Office of the Comptroller of the Currency Proposes Clarification for “Valid When Made” Related to Madden v. Midland Lawsuit

The Office of the Comptroller of the Currency (OCC) is proposing to “clarify” the “valid when made” issue regarding lending. The OCC is soliciting comments now on the proposal.

To quote the OCC:

“[the proposed] rule to clarify that when a national bank or savings association sells, assigns, or otherwise transfers a loan, interest permissible prior to the transfer continues to be permissible following the transfer. This proposal will address confusion about the effect of a transfer on a loan’s valid interest rate, including confusion resulting from a recent decision from the U.S. Court of Appeals for the Second Circuit (Madden v. Midland Funding, LLC). The proposed rule would apply to all national banks and state and federal savings associations.

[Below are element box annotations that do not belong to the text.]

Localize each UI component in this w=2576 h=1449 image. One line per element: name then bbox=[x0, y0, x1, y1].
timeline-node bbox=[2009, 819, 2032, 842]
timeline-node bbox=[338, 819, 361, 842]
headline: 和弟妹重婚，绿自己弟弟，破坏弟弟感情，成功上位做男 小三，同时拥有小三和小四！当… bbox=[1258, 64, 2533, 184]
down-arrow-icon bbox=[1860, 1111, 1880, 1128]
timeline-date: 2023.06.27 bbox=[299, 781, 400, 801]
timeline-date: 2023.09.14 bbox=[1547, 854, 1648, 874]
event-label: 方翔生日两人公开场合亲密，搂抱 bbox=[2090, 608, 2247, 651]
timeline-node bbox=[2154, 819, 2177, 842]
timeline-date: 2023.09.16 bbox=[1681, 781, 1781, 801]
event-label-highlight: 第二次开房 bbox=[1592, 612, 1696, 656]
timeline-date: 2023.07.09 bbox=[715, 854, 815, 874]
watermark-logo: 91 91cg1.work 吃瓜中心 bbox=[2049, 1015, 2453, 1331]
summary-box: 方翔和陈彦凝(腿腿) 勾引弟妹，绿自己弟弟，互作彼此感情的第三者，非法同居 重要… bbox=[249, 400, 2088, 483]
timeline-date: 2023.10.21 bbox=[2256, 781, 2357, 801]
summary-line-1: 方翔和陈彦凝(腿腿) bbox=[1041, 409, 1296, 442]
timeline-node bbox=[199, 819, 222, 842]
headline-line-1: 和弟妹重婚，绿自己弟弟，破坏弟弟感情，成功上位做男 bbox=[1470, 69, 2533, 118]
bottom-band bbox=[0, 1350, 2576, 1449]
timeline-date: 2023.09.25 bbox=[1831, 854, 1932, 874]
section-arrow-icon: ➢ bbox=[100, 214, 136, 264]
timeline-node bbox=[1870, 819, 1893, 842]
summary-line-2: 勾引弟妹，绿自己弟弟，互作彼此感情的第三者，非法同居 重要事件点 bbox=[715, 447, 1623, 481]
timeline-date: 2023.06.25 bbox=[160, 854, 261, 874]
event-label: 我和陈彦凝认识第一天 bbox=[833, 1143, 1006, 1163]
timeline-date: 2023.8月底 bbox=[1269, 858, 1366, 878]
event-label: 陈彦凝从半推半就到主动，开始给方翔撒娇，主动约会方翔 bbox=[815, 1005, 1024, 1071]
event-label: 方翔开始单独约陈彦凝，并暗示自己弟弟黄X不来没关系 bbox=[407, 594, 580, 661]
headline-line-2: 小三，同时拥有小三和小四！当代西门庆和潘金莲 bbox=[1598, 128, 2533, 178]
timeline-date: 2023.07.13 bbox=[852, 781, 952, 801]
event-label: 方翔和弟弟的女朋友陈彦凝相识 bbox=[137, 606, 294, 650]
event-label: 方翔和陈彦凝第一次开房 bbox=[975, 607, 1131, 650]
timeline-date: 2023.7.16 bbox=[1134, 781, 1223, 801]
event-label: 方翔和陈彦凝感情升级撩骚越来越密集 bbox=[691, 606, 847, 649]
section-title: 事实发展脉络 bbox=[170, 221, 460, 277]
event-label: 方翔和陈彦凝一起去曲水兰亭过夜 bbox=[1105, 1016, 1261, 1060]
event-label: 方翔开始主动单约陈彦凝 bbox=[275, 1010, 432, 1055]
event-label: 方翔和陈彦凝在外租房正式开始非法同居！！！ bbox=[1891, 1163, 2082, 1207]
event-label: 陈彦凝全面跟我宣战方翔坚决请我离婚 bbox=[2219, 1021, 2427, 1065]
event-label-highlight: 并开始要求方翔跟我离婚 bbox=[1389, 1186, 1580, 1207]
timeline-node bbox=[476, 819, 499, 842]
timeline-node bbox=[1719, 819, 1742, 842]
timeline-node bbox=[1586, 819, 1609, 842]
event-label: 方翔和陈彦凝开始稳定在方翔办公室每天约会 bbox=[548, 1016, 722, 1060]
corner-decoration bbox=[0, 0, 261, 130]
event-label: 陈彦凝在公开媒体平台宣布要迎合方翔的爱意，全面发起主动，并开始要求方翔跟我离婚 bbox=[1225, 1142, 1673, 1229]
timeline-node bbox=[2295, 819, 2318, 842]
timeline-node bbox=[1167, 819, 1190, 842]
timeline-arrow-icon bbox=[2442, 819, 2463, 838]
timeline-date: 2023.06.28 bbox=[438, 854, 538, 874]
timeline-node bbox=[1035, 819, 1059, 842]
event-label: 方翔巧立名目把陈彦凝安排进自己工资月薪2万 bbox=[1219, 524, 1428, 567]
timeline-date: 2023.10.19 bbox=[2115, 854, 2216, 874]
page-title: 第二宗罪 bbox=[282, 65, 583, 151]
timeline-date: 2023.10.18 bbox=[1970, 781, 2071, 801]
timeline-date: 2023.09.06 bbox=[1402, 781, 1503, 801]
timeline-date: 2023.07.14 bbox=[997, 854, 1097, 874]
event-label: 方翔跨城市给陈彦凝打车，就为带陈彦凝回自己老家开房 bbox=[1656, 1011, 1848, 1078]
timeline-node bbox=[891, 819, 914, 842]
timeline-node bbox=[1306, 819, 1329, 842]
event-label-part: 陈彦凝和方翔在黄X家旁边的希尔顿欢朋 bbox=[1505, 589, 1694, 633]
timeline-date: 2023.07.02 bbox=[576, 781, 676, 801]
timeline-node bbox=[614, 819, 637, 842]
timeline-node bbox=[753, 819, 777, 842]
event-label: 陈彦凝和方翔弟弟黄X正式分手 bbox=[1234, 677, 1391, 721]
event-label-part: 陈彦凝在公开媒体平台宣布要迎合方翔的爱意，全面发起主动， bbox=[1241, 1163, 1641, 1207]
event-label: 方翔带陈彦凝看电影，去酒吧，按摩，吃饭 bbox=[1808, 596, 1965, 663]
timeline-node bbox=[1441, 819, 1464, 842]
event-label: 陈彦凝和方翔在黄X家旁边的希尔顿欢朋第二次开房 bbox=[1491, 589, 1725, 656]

Comments will be accepted for 60 days after publication in the Federal Register. The Federal Deposit Insurance Corporation is also issuing a proposal that would address this issue.”

To quote the proposal:

“… Despite these clear authorities, recent developments have created uncertainty about the ongoing validity of the interest term after a bank sells, assigns, or otherwise transfers a loan. After considering the principles discussed below, the OCC has concluded that when a bank sells, assigns, or otherwise transfers a loan, interest permissible prior to the transfer continues to be permissible following the transfer. This proposed rule would codify this conclusion.”

Online lending platforms are acutely aware of the issue of the valid when made issue. In the US, each state may define the maximum amount of interest that may be charged on a loan. Some states may not set any caps. If a loan moves from a high-interest state to one where the interest is set at a statutory level lower, this can, and has, caused a problem.

A good explanation of the legal odyssey is available here. The Madden v. Midland case has embroiled the entire online lending industry for years. The OCC proposal should finally put the issue at rest as it would provide that interest on a loan that is permissible shall not be affected by the sale, assignment, or “other system.”